The tip of the cannula is usually rounded and atraumatic, and therefore does not cut through the tissue. This is why any fibrotic tissue on the way will resist and block a cannula's progress with a subsequent need of a path change. To overcome this problem, some cannulas have a tapered tip, comprising a hybrid between a completely blunt and sharp ending. In addition, in the author's experience, wiggling the cannula during its movement through the tissues can help to overcome the resistance points.
The location of the opening port of the cannula is also an important consideration. With a sharp needle, the product leaves the syringe and enters the tissue at the tip of the needle; however, in cannula, the injection port is located proximal to the tip. When the injection port is located far from its tip, the injector has to consider the exact deposition point and progress the cannula distally to the intended product deposition area. If the opening port is located closer to the tip, the deposition of the product is more correlative with the tip location. This aspect might be of special importance in areas such as tear troughs, in which minor nuances create major differences in the outcomes of the procedure.
The best performing cannulas present the right balance between their flexibility and rigidity. These features are partially dependent on the manufacturing technology (Wu et al, 2018). Bigger cannulas are always more rigid, while smaller ones are more flexible. The smallest cannulas available are of 30 gauge—these cannulas are very flexible, require high extrusion force and are almost as sharp as needles.
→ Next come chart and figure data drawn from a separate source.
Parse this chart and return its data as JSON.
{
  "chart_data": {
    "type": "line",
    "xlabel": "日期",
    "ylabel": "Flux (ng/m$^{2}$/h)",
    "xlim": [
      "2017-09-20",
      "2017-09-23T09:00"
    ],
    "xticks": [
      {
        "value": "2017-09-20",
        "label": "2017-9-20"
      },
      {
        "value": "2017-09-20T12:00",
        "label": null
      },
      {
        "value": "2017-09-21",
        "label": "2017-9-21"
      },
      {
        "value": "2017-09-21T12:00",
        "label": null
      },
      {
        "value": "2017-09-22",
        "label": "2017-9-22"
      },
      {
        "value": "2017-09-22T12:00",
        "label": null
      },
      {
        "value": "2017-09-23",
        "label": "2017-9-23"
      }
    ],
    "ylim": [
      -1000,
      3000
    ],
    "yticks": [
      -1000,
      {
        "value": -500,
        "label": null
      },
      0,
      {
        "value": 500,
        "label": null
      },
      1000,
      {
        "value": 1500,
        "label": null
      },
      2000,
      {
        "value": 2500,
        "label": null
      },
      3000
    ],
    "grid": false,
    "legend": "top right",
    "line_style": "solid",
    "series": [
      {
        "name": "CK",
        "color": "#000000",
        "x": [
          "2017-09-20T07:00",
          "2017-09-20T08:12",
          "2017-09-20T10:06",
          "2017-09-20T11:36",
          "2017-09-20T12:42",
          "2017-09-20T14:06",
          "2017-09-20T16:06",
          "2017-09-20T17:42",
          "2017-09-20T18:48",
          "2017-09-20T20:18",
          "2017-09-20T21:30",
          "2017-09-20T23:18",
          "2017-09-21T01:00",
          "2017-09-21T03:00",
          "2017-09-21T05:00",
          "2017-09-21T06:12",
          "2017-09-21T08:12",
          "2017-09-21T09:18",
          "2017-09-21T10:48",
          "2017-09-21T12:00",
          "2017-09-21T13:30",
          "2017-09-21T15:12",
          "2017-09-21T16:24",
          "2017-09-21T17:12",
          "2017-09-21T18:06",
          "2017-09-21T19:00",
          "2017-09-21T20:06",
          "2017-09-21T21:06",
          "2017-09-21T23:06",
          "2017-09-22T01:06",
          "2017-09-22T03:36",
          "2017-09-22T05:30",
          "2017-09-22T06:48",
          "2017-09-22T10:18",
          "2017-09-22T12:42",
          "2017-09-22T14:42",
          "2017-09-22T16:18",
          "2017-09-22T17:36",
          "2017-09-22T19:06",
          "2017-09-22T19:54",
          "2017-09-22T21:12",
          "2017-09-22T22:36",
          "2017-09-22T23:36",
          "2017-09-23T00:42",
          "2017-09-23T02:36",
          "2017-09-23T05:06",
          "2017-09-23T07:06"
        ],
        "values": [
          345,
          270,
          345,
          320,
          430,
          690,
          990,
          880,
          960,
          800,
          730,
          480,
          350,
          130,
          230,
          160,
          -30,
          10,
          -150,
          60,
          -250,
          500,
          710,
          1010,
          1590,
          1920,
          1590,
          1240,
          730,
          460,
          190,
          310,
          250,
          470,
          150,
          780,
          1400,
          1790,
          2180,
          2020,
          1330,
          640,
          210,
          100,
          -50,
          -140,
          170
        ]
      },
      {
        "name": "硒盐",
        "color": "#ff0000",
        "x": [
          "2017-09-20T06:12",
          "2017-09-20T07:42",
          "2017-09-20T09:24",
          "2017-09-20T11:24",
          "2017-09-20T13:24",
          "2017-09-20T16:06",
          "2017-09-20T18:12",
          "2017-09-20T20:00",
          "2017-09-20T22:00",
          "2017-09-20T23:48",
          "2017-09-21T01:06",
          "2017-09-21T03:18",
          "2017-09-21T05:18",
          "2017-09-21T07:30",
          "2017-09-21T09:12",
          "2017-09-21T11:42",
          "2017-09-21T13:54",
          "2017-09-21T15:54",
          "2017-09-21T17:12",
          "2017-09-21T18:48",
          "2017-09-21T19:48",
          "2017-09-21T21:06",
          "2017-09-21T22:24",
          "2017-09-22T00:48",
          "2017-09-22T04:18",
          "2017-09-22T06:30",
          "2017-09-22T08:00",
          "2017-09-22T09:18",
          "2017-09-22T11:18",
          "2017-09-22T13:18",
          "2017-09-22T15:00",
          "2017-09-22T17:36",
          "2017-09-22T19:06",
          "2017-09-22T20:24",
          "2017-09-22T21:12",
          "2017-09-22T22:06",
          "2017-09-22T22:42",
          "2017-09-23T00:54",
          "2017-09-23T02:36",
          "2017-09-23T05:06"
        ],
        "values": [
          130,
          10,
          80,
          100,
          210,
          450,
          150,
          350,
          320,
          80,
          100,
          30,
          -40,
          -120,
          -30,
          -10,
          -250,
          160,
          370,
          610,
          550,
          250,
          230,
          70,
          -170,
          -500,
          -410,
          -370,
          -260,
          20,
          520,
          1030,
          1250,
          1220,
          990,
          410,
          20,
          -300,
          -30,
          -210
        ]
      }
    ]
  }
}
Therefore, it is the author's opinion that their usage should be abandoned. Cannulas of 22 and 25 gauge are currently considered to be the ‘gold standard’ for most facial and extra-facial indications.
Conclusion
With the popularity of injectable procedures still on the rise, and the increasing number of injection tools now available on the market, it is imperative that aesthetic practitioners have the knowledge to select the best injection tool for a given procedure. Cannulas have been increasingly used to administer dermal fillers due to the changing goals of treatment, consideration of the patient experience and ability to prevent the rare but devastating complications that can arise as a result of injectable procedures. Aesthetic practitioners should always consider their choice of injection tool before commencing any treatment in order to guarantee the safety of their patients.